Он все еще безмолвствовал. Одно он понимал ясно: если сейчас переспит с ней, все, он пропал. Это все равно как вексель подписать, не имея за душой никакого покрытия. Ее тогда уже не отвадишь, будет приходить снова и снова, внедряясь в пробитую брешь и расширяя ее все больше и всякий раз добиваясь чего-то еще, сама же не поступаясь ничем, пока он, жалкая жертва собственных страстей, полностью не окажется у нее в руках, безвольный, съеденный ею с потрохами, и тогда она, вдоволь наигравшись, скучливо его отбросит. Она не к этому стремится, у нее и в мыслях такого нет, но в конечном счете именно так все и будет. Казалось бы, ну что стоит разрешить себе простую мысль: подумаешь, еще одна ночь, велика важность, — но с каждым разом ты будешь терять толику способности к сопротивлению, запродавая в себе очередную частичку самого святого на свете. Прегрешение против духа, так называет это католический катехизис, да еще с опасливым, туманным и, по сути, противоречащим всем догматам учения присловьем, что прегрешения эти невозможно искупить ни в этой, ни в иной, загробной жизни.

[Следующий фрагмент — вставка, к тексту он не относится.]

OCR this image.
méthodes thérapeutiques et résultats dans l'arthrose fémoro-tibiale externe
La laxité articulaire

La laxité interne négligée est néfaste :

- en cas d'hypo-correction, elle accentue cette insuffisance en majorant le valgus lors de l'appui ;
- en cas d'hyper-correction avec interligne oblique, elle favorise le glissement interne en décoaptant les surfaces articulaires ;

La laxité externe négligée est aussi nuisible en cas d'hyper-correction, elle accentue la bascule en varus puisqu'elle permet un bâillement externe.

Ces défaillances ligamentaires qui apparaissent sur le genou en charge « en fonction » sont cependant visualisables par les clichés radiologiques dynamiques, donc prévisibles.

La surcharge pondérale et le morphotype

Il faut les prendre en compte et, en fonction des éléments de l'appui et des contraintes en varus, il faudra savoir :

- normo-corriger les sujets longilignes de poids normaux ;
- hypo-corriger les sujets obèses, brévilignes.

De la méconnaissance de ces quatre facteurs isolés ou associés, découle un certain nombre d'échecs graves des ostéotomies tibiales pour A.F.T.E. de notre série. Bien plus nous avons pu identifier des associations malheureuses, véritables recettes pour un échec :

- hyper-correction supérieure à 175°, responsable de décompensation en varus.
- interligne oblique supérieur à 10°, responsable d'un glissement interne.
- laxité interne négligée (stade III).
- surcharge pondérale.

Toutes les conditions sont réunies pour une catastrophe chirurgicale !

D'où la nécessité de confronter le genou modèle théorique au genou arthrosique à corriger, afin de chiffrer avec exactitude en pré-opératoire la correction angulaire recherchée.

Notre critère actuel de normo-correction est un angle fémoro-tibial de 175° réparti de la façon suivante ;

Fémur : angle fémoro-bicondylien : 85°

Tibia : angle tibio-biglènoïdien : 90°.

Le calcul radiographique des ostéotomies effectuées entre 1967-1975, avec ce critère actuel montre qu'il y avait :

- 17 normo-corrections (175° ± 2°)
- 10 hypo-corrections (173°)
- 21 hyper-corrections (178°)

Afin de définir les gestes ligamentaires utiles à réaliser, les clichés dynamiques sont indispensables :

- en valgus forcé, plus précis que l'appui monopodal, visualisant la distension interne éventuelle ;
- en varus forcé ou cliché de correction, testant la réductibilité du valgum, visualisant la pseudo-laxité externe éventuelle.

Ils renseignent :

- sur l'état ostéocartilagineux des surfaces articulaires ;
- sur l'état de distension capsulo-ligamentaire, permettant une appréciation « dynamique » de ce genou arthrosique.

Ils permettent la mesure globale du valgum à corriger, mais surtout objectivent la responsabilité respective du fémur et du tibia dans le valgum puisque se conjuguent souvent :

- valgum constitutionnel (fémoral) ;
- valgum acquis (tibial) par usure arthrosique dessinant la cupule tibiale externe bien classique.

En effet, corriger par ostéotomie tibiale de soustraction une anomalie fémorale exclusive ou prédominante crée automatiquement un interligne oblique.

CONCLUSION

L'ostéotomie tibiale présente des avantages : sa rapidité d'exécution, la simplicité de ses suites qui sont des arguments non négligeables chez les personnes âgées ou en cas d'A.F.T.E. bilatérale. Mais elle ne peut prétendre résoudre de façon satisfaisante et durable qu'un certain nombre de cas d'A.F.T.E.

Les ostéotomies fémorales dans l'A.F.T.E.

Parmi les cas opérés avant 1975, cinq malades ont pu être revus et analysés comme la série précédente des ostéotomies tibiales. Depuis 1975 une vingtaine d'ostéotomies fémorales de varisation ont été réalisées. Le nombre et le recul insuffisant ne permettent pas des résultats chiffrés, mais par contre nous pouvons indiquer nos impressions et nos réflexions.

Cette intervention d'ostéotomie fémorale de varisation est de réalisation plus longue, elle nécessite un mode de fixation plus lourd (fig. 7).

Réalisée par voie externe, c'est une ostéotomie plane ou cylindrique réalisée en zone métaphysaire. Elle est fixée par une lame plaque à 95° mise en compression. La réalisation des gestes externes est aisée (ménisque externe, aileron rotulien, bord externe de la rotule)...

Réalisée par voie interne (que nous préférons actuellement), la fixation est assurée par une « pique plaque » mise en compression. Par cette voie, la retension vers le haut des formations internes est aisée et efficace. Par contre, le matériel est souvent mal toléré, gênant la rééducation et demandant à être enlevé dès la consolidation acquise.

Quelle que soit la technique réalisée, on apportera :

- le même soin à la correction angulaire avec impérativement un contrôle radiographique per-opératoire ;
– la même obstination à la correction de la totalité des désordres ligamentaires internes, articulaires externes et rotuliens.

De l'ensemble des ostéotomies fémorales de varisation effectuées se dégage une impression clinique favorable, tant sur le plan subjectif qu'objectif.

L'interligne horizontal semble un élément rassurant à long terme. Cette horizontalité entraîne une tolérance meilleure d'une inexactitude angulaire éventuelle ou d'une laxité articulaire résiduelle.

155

— Что правда, то правда, — ответил наконец Равич. — В клинику мне не надо. Но я не хочу, чтобы ты осталась.
Он ожидал бури. Но Жоан спросила спокойно:
— Почему?
Попробовать, что ли, ей объяснить? Только вот как?
— Тебе здесь больше не место, — сказал он.
— Только здесь мне и место.
— Нет.
— Почему нет?
Он молчал. «До чего же ловка!» — подумалось ему. Простейшими вопросами добивается от него объяснений. А стоит пуститься в объяснения, ты волей-неволей уже оправдываешься.
— Сама знаешь, — ответил он. — И не прикидывайся дурочкой.
— Ты меня больше не хочешь?
— Нет! — отрезал он, а потом, неожиданно для себя, добавил: — Уже не так.
За окном монотонный плач из номера Гольдбергов. Плач по смерти. Заунывный похоронный напев пастухов с гор ливанских разносился над парижским переулком.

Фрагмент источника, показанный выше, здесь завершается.